There were many problems I had growing up and often I felt left to solve it on my own or feeling like my concerns were just complaints. Give your children a space to address what is upsetting them and work together to solve this problem. Your children will feel heard and like valued members of your family team.
This is the part of the agenda you will find most helpful for organizing and planning out your week.
Meals- We grocery shop on Mondays. I meal plan Sunday evening as the kids are getting ready for bed. Here is the chance for me to share what we are having OR to ask for meal suggestions. If meals are a struggle in your household and you are dealing with picky eaters, here is where you can prepare them for what is coming or allow them to weigh in on the meal selection.
Weather- this is a left over remnant from when we were living in Japan and had only one car. On the days it was raining, I would need to drive my husband to work instead of him taking his usual 20 minute bike ride to base. After we left Japan we kept it on the agenda. Sometimes it is good to pause, check the weather for the week, and let everyone know if plans need to be shifted or canceled due to weather.
Activities- Here is where you address who has practices and games, who is staying after for afterschool clubs, and any other events such as friend's birthday parties or school events we are attending. Make sure to document these activities in your calendar.

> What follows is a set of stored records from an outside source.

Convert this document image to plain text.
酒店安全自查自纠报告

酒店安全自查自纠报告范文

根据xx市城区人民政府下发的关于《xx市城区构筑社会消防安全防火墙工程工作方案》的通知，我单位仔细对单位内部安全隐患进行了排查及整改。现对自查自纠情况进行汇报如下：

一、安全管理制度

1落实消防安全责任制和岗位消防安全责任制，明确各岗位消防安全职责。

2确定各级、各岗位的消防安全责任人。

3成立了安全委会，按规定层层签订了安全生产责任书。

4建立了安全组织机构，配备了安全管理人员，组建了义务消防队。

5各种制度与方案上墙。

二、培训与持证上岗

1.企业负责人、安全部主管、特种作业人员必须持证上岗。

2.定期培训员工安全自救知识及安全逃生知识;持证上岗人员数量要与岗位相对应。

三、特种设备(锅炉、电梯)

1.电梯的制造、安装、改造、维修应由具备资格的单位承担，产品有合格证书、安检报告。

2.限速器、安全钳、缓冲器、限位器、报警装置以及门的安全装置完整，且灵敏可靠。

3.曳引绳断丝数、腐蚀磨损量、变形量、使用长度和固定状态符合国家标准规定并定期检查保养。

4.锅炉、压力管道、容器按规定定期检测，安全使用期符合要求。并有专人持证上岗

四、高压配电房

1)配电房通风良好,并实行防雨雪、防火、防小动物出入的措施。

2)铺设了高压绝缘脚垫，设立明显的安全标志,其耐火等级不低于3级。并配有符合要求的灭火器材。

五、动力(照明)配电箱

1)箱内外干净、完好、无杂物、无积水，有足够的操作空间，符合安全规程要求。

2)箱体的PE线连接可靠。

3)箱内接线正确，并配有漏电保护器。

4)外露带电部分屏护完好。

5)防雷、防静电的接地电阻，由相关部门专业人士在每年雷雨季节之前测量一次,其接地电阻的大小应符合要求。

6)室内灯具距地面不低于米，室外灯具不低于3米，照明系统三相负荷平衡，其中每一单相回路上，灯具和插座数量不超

Movie Night- We do a family movie night every Friday. I look forward to this tradition and I am sad when other events take place on Fridays, causing us to cancel this weekly ritual. It is the only time during the week the kids are allowed to eat and drink in the living room so it is a special treat. If possible we will make or pick up a meal that fits the theme of the movie such as Mexican food when we watched the Disney movie Coco. We added the movie selection to the agenda because we found ourselves spending way too much time just trying to select a movie from our various streaming services. Everyone can bring a suggestion. We have also taken turns and allowed each member to choose the weekly meeting, since there are four of us and most months have 4 weeks, this has worked well.

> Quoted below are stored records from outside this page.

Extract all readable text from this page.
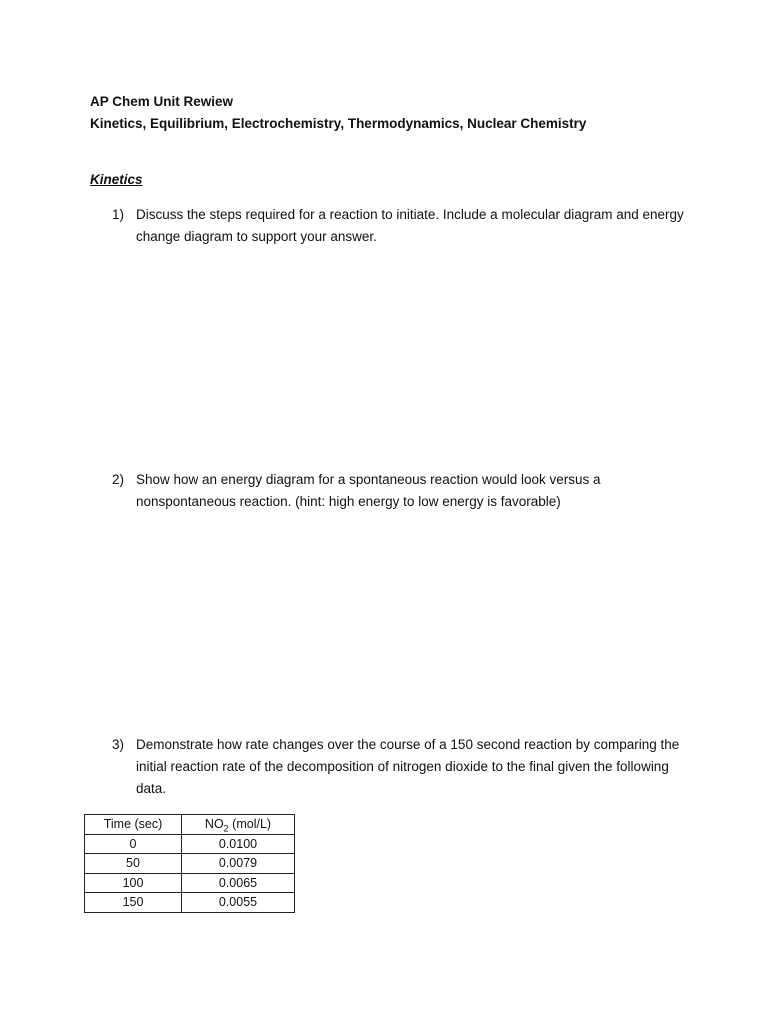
AP Chem Unit Rewiew
Kinetics, Equilibrium, Electrochemistry, Thermodynamics, Nuclear Chemistry
Kinetics
1) Discuss the steps required for a reaction to initiate. Include a molecular diagram and energy change diagram to support your answer.
2) Show how an energy diagram for a spontaneous reaction would look versus a nonspontaneous reaction. (hint: high energy to low energy is favorable)
3) Demonstrate how rate changes over the course of a 150 second reaction by comparing the initial reaction rate of the decomposition of nitrogen dioxide to the final given the following data.
Time (sec)	$NO_2$ (mol/L)
0	0.0100
50	0.0079
100	0.0065
150	0.0055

Next Weekend- Our children are not on sports teams and our extended families live far away so our weekends are usually pretty open. Here is where we can plan trips to the zoo, state parks, amusement parks, etc. It is also where we as parents can set the expectation for behaviors if we have something important like a wedding or a visitor coming to our home.
Future Activities Beyond This Week- Sometimes anticipation is fun. Here is where we let the family know about future events like camping trips, visits from grandparents, etc. Kids can often struggle with the concept of time, so explaining how long until these events take place and showing them on a calendar helps them better understand what to expect in the upcoming weeks.
Ask your family if anything else needs to be addressed and if you are all good, its time for the family hug!
Every meeting ends with us embracing each other in a family hug. When was the last time all of your family did a group hug? It is so recharging to hold and embrace the ones that mean the most to you. Love is felt. End your meeting with a family hug!
We start our meetings around 7:00 pm with the intension of closing our meeting at 7:30. If time allows we do an activity such as a game, craft, or we will set up/put away holiday decorations. If we do an activity as a family earlier in the day such as a shopping outing or visiting a park, we count that as our family activity.
Once our kids are in bed, my husband and I end our Sunday evening with a cuddle on the couch while we watch something together, usually SNL from the night before or a movie if time allows. It feels good to connect with our family, then connect as spouses together.